What did you learn about the ad business having been with a technology company that operated a media business model?


At end of day, cut the crap about targeting, I was making $2 million a month in ad sales, and roughly half that was selling the index page. We had a 900 x 250 ad unit with rich media and a skin. It was what advertisers wanted to buy. I made $100,000 a day selling our homepage. All our other pages were basically low-end garbage no one wanted to pay for. We either ran networks or no ads. I assumed there would be amazing things we could do and that a page view was a page view. I was selling integrations on the homepage that were rich media, flashy stuff. The notion that I had an infinite supply of inventory of high value was dead wrong.

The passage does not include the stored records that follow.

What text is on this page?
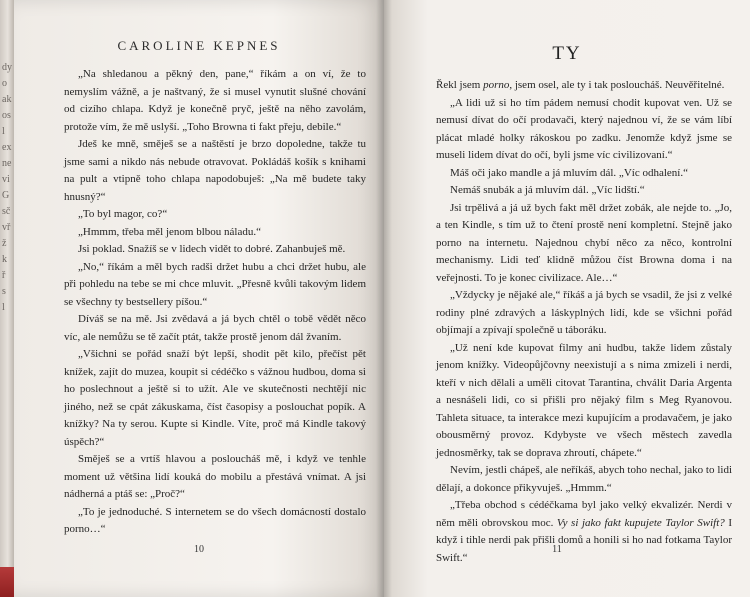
dy
o
ak
os
l
ex
ne
vi
G
sč
vř
ž
k
ř
s
l
CAROLINE KEPNES

„Na shledanou a pěkný den, pane,“ říkám a on ví, že to nemyslím vážně, a je naštvaný, že si musel vynutit slušné chování od cizího chlapa. Když je konečně pryč, ještě na něho zavolám, protože vím, že mě uslyší. „Toho Browna ti fakt přeju, debile.“

Jdeš ke mně, směješ se a naštěstí je brzo dopoledne, takže tu jsme sami a nikdo nás nebude otravovat. Pokládáš košík s knihami na pult a vtipně toho chlapa napodobuješ: „Na mě budete taky hnusný?“

„To byl magor, co?“

„Hmmm, třeba měl jenom blbou náladu.“

Jsi poklad. Snažíš se v lidech vidět to dobré. Zahanbuješ mě.

„No,“ říkám a měl bych radši držet hubu a chci držet hubu, ale při pohledu na tebe se mi chce mluvit. „Přesně kvůli takovým lidem se všechny ty bestsellery píšou.“

Díváš se na mě. Jsi zvědavá a já bych chtěl o tobě vědět něco víc, ale nemůžu se tě začít ptát, takže prostě jenom dál žvaním.

„Všichni se pořád snaží být lepší, shodit pět kilo, přečíst pět knížek, zajít do muzea, koupit si cédéčko s vážnou hudbou, doma si ho poslechnout a ještě si to užít. Ale ve skutečnosti nechtějí nic jiného, než se cpát zákuskama, číst časopisy a poslouchat popík. A knížky? Na ty serou. Kupte si Kindle. Víte, proč má Kindle takový úspěch?“

Směješ se a vrtíš hlavou a posloucháš mě, i když ve tenhle moment už většina lidí kouká do mobilu a přestává vnímat. A jsi nádherná a ptáš se: „Proč?“

„To je jednoduché. S internetem se do všech domácností dostalo porno…“

10
TY

Řekl jsem porno, jsem osel, ale ty i tak posloucháš. Neuvěřitelné.

„A lidi už si ho tím pádem nemusí chodit kupovat ven. Už se nemusí dívat do očí prodavači, který najednou ví, že se vám líbí plácat mladé holky rákoskou po zadku. Jenomže když jsme se museli lidem dívat do očí, byli jsme víc civilizovaní.“

Máš oči jako mandle a já mluvím dál. „Víc odhalení.“

Nemáš snubák a já mluvím dál. „Víc lidští.“

Jsi trpělivá a já už bych fakt měl držet zobák, ale nejde to. „Jo, a ten Kindle, s tím už to čtení prostě není kompletní. Stejně jako porno na internetu. Najednou chybí něco za něco, kontrolní mechanismy. Lidi teď klidně můžou číst Browna doma i na veřejnosti. To je konec civilizace. Ale…“

„Vždycky je nějaké ale,“ říkáš a já bych se vsadil, že jsi z velké rodiny plné zdravých a láskyplných lidí, kde se všichni pořád objímají a zpívají společně u táboráku.

„Už není kde kupovat filmy ani hudbu, takže lidem zůstaly jenom knížky. Videopůjčovny neexistují a s nima zmizeli i nerdi, kteří v nich dělali a uměli citovat Tarantina, chválit Daria Argenta a nesnášeli lidi, co si přišli pro nějaký film s Meg Ryanovou. Tahleta situace, ta interakce mezi kupujícím a prodavačem, je jako obousměrný provoz. Kdybyste ve všech městech zavedla jednosměrky, tak se doprava zhroutí, chápete.“

Nevím, jestli chápeš, ale neříkáš, abych toho nechal, jako to lidi dělají, a dokonce přikyvuješ. „Hmmm.“

„Třeba obchod s cédéčkama byl jako velký ekvalizér. Nerdi v něm měli obrovskou moc. Vy si jako fakt kupujete Taylor Swift? I když i tihle nerdi pak přišli domů a honili si ho nad fotkama Taylor Swift.“

11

A page view isn’t a page view. I also learned international traffic is worthless. What percentage of Twitter and Facebook’s traffic is in Southeast Asia? You need to rely on your U.S., U.K. and European user bases to make enough margin to carry all your worthless foreign traffic. It’s a Faustian bargain. The people you need to keep the most you have to show the most ads. It has to be in the U.S. and surrounded by good content. That’s why Twitter is doing goofy stuff like doing a video series. Once you are there, you are off the reservation. This is the MySpace slippery slope. You become a media and entertainment company. But if you purport to be an open platform and are producing reality shows, something weird happened.

From Brian Morrissey’s interview with Dalton Caldwell “The Case vs. Ad-Supported Platforms”

This is a great piece that I’m a little late to. A lot of truth to this particular statement from my experience at CNET. I think the one caveat is that with a site like CNET you can carve out other valuable real-estate in addition to the high reach home page based on contextual relevance. If you have a general interest property, like Caldwell’s imeem, not all page views are created equal.